Même si les chorégraphes inventent leur propre langage, ils le font rarement en vase clos. La danse est un acte social. Le terme « chorégraphie » vient d’ailleurs d’un mot grec qui signifie « chœur » - un chœur ou un groupe de personnes. En ce sens, la chorégraphie est une écriture collective. Le chorégraphe est souvent entouré d’une équipe dont chaque membre joue un rôle majeur dans l’écriture du mouvement et le développement du répertoire – en studio, en coulisses et sur scène. L’individu et le groupe oeuvrent et inventent une langue de concert.
Cette conférence est organisée à l’initiative du centre d’art STUK, qui a entrepris de dresser un état des lieux du patrimoine de la danse en Flandre. Je pense qu’il faut à cet égard faire preuve de modestie. Après tout, le patrimoine de la danse contemporaine n’en est qu’à ses débuts en Belgique, contrairement à l’Allemagne, la France, le Royaume-Uni et les États-Unis. Certes, l’œuvre de Jeanne Brabants et du Ballet royal de Flandre a laissé son empreinte, tout comme Maurice Béjart et son Ballet du XXe siècle, qui ont profondément marqué la danse contemporaine. Mais on retient généralement le début des années quatre-vingt comme point de départ l’histoire de la danse contemporaine en Belgique. Et ici aussi, Béjart a joué un rôle majeur avec Mudra, son école de danse.

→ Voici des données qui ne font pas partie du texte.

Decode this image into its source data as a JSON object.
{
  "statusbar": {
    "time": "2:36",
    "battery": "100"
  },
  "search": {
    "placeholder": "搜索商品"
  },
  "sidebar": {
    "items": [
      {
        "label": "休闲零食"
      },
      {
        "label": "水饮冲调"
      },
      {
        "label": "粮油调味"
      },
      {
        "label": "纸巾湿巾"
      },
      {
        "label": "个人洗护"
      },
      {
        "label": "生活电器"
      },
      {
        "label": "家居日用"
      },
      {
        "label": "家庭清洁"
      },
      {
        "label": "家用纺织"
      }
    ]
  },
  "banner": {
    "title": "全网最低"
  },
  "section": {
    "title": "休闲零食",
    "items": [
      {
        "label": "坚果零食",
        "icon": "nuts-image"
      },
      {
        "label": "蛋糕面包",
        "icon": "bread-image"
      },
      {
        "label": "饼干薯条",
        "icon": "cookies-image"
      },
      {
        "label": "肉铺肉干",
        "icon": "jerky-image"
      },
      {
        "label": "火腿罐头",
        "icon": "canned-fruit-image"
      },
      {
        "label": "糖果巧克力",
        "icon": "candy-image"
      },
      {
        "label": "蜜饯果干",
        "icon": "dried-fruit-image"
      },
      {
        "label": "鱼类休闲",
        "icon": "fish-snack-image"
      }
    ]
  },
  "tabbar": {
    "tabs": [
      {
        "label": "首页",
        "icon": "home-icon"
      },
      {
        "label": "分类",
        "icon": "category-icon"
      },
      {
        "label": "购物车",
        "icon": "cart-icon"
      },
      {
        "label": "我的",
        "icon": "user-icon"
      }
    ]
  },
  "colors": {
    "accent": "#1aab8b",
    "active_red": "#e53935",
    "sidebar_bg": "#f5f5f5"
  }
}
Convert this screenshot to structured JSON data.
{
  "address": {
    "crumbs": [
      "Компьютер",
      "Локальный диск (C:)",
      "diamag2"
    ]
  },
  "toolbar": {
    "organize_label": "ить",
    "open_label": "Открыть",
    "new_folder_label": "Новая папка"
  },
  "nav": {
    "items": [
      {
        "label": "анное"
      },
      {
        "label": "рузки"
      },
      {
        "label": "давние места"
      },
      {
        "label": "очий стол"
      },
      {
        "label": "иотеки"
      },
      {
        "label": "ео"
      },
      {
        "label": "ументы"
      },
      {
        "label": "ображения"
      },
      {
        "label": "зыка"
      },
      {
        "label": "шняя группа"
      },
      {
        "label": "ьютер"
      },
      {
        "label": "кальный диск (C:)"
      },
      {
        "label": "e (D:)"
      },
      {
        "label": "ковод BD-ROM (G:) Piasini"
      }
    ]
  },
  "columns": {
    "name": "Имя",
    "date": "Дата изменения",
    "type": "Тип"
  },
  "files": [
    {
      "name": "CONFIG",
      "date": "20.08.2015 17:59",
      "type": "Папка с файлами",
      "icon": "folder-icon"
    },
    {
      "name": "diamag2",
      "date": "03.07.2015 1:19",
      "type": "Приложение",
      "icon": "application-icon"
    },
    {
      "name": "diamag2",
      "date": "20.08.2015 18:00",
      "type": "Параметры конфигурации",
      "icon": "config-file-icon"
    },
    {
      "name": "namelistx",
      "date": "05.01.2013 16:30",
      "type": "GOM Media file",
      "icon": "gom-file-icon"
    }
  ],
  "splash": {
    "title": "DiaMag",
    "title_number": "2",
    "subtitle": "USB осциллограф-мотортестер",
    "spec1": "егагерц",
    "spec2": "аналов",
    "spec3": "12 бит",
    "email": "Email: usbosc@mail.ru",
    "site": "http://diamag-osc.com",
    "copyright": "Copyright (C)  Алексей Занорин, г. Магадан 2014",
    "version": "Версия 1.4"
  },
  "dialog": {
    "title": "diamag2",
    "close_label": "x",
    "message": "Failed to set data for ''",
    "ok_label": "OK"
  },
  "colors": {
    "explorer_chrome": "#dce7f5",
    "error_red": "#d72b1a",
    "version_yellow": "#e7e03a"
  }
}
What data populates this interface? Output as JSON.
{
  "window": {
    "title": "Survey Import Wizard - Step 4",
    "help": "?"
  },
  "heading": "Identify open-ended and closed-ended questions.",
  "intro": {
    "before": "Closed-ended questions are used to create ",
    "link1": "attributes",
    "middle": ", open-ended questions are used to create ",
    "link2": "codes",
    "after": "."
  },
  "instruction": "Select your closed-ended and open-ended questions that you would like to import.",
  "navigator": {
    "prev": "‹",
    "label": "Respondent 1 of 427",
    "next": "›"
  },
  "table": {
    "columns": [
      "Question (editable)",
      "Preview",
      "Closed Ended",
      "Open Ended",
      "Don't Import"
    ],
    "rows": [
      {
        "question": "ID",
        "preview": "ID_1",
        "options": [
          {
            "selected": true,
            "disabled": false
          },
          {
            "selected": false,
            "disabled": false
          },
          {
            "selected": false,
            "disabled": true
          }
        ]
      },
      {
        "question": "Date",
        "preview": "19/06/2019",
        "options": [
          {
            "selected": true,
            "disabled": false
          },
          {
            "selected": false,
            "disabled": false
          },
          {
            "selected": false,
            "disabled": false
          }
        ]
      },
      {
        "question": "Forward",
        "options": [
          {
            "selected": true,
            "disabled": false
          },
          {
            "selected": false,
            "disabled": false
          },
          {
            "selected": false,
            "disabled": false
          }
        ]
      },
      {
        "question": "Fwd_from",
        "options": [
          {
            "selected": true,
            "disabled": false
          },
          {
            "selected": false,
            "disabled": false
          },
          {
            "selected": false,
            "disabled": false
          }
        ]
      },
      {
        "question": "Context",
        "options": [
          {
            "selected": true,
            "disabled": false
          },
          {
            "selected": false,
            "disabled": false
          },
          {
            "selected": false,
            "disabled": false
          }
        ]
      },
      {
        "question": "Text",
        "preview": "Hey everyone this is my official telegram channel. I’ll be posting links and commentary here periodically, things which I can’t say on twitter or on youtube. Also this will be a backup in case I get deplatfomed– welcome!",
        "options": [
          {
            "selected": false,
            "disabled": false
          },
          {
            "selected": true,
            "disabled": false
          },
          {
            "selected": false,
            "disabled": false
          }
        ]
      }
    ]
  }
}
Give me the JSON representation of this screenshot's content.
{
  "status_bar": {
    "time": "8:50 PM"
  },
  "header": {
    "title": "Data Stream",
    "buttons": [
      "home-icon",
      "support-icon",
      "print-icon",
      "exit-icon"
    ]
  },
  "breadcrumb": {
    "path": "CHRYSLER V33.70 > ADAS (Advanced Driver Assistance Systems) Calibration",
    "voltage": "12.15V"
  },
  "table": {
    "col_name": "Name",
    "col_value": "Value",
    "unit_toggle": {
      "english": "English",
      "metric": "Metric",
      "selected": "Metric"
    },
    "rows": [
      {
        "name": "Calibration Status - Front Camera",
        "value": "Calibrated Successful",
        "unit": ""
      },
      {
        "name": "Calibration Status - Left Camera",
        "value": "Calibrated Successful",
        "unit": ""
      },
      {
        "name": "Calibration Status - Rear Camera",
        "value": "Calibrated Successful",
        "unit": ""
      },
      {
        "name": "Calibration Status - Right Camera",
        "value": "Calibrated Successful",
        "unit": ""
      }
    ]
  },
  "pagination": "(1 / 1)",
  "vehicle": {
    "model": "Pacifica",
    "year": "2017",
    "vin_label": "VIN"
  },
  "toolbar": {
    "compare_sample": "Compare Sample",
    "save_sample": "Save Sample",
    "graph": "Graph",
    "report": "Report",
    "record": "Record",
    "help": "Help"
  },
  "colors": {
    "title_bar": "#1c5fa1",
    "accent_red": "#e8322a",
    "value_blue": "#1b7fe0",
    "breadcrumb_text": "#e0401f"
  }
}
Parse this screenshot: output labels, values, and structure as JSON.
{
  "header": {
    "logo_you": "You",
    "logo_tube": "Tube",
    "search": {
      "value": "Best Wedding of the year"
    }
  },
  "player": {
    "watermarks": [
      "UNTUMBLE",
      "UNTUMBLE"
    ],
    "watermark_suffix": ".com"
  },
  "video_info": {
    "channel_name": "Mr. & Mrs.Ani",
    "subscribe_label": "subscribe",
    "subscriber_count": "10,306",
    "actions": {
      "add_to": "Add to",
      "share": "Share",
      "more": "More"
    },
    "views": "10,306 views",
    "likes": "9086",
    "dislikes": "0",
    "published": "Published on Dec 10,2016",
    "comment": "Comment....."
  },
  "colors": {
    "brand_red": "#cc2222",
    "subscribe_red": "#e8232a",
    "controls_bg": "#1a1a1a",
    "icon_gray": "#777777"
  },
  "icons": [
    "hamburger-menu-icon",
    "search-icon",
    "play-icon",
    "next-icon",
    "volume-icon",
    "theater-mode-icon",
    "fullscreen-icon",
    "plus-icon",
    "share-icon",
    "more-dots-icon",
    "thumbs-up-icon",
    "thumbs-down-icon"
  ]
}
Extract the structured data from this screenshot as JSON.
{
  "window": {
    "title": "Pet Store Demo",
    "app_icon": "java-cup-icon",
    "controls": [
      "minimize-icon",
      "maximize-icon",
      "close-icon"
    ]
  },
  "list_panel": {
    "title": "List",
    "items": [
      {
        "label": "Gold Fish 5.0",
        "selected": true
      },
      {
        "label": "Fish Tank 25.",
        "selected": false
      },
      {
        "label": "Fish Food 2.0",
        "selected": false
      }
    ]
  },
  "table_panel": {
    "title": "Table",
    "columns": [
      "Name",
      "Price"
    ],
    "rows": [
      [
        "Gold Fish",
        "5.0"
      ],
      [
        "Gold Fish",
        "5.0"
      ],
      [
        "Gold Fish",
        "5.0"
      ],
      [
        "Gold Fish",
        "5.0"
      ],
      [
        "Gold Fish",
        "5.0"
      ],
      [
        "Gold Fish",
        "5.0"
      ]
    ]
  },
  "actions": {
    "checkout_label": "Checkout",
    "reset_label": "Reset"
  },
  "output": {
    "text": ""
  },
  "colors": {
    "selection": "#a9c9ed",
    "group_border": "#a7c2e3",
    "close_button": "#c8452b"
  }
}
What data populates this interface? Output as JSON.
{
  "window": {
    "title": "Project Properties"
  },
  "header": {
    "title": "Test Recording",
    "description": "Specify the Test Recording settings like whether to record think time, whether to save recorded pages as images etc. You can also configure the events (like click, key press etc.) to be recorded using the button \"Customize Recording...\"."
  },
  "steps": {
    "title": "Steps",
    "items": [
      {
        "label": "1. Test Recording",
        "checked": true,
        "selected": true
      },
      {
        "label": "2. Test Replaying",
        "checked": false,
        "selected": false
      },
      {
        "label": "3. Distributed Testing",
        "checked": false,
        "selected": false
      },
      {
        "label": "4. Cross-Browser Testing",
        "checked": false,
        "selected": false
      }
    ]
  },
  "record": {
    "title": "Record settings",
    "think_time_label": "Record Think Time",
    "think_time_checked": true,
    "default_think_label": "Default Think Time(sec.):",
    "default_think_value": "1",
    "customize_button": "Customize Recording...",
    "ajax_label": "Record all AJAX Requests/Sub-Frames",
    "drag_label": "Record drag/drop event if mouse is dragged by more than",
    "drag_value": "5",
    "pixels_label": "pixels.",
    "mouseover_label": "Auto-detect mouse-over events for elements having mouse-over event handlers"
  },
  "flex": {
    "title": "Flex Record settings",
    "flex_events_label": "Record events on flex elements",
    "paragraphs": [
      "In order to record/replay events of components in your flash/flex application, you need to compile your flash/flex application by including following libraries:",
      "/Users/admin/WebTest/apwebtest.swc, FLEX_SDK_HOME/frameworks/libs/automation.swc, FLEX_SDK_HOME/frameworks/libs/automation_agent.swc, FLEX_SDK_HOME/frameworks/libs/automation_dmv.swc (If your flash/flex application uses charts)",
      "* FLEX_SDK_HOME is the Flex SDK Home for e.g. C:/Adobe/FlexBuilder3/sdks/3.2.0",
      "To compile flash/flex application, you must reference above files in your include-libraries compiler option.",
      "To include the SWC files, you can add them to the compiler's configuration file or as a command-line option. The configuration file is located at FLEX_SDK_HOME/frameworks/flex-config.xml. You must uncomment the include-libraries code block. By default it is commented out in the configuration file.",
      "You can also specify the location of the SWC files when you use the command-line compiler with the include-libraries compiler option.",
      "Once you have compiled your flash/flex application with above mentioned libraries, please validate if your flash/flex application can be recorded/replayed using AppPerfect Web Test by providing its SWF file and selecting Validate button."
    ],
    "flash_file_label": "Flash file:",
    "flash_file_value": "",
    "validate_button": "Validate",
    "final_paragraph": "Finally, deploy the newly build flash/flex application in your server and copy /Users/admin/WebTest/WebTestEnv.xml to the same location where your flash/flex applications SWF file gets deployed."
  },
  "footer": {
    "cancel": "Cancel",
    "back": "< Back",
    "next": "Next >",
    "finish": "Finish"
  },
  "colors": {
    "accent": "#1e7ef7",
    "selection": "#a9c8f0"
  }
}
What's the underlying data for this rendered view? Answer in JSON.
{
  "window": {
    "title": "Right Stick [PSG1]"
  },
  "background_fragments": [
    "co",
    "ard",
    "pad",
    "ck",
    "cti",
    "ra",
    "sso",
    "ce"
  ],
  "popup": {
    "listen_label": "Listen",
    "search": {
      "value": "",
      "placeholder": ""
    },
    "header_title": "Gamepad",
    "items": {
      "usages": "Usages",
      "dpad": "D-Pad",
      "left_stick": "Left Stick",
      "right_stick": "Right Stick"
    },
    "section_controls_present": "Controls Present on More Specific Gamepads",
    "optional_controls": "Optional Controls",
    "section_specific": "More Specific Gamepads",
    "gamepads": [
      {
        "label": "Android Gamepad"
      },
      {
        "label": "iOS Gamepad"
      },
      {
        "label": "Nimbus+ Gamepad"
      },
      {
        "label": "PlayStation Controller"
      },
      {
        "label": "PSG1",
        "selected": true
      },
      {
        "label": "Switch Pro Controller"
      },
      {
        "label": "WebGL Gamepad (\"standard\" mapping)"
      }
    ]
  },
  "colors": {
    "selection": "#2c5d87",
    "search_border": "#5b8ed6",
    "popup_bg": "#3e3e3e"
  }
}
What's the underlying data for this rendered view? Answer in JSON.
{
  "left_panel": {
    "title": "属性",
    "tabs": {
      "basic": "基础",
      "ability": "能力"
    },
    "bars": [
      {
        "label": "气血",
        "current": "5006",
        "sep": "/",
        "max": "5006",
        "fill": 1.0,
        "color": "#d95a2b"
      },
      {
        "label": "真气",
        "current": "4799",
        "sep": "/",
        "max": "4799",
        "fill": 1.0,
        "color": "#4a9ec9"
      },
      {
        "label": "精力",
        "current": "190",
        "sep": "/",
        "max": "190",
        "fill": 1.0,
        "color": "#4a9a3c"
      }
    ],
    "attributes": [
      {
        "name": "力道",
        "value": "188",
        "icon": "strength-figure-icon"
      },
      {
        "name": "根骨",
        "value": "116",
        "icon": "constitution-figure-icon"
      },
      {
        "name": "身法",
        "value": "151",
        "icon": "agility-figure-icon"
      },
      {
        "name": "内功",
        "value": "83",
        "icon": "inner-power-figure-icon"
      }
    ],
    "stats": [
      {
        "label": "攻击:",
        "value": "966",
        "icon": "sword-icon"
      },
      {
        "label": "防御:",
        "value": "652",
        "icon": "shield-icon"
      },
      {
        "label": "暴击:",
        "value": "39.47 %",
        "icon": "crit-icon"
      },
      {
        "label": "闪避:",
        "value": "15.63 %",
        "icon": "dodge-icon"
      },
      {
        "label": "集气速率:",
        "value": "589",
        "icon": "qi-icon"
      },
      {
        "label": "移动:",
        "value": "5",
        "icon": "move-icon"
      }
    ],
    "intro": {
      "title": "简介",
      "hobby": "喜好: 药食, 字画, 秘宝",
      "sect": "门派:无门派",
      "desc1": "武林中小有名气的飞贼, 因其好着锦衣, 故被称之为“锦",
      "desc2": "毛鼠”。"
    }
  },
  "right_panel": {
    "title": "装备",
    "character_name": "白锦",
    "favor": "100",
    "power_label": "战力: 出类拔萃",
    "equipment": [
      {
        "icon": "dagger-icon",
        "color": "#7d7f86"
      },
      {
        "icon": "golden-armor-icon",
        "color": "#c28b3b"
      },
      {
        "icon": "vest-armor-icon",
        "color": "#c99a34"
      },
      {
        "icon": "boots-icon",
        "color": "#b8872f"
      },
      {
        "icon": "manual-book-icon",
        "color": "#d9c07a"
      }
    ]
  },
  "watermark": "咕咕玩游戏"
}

L’histoire de Rosas commence en 1980 et celle de son répertoire au début des années nonante, lorsque nous avons eu la chance d’être accueillis en résidence artistique à La Monnaie. À l’époque, nous étions guidés par trois grands objectifs : 1) créer de nouvelles œuvres, 2) développer un répertoire et 3) ouvrir une école de danse - P.A.R.T.S. Quarante-cinq années de travail et de spectacles nous séparent depuis les débuts de notre compagnie, dans les années 1980. Au cours de cette période, j’ai créé 65 pièces et travaillé avec plus de 150 danseurs. Une longue histoire, marquée par la création de nouvelles chorégraphies, une collaboration avec plusieurs générations de danseurs et une approche variée du répertoire.
Ce qui distingue le corpus d’œuvres de Rosas, c’est sa diversité. À l’une des extrémités du spectre, nous avons par exemple Fase, qui réunit un duo de danseuses et à l’autre, The Six Brandenburg Concertos porté par de très nombreux danseurs, principalement des hommes. Certaines pièces ont eu pour point de départ la musique (la musique ayant toujours été mon premier partenaire) tandis que des projets plus récents ont été inspirés par les arts visuels, voire par des textes. Il y a aussi de grandes productions comme des productions plus confidentielles. Certains projets ont été créés et produits pour des salles de spectacle, d’autres pour des musées ou encore pour une scène en extérieur, comme la forêt. Faire vivre un répertoire d’une telle diversité est un véritable challenge, que chaque compagnie relève à sa façon.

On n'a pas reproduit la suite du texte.